The Unknowing Fool

The unknowing fool counts himself as wise since he knows no better.  The fool so beloved of Shakespeare was a different order of man, and clever.  The unknowing fool is the one who does not know that he does not know.

How should you treat the unknowing fool? Derision, or cruelty and mocking are clearly wrong, however easy it may be to fall into such ways.

The problem is that there are degrees of foolishness; and types of fool. If the fool is “simply simple” he may be a delight to bump into. The harmless village idiot tending the graveyard. A friendly and child like figure, who deserves a smile and a few minutes of happy conversation.

This fool will be a knowing fool; he will know that he is simple and you will readily accept him for that.  He is easy to “suffer”.  It is a pleasure to do so.

The bumptious fool is far more difficult to deal with. The bumptious and arrogant fool, several degrees worse.

Snobbery of any sort is wrong, morally wrong. The sign of an un-enlightened individual.  It is very easy to give up ridiculous class snobbery or money snobbery.  Such forms of snobbery are so patently shallow and absurd.

Intellectual snobbery is rather harder to abandon.  It is very difficult indeed to suffer an unknowing fool, and even more difficult to suffer a fool who combines ignorance with bumptiousness and arrogance.

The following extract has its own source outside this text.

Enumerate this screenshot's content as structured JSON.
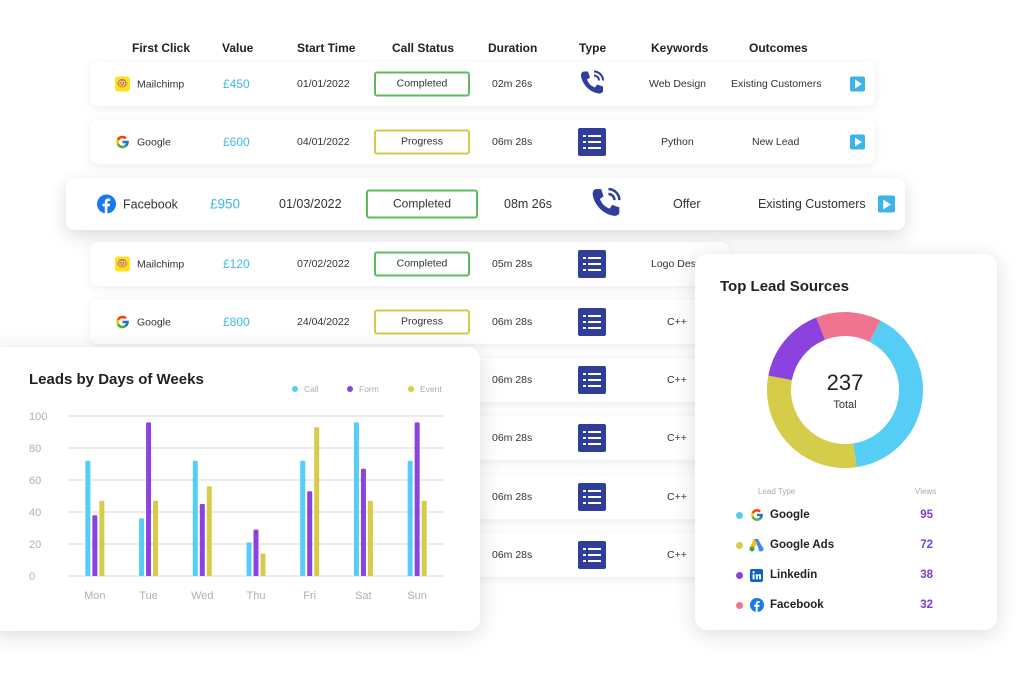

And yet suffer him we must, if we are to obey those two most important of  dicta: “turn the other cheek”, “treat your neighbour as you would have them treat you”.

I am not a man who suffers unknowing fools gladly and when they are also bumptious and arrogant, my tolerance is stretched to its very limits.

And yet suffer him I must if I want to be true to my ideals. I must back off and show kindness and understanding, not intolerance and exasperation. I must not trample him or cow him with word or thought. Or deed.

St Augustine famously said “Lord make me good, but not just yet”.

I have had enough of being difficult and curmudgeonly.  I would very much like to be “good now”, but it is far easier said than done.

1 Comment

  1. Oh the arrogant fool… the one who has never read the book, but just a commentary of the book, and is now an expert on the subject! I too would like to be better at dealing with the arrogant fool.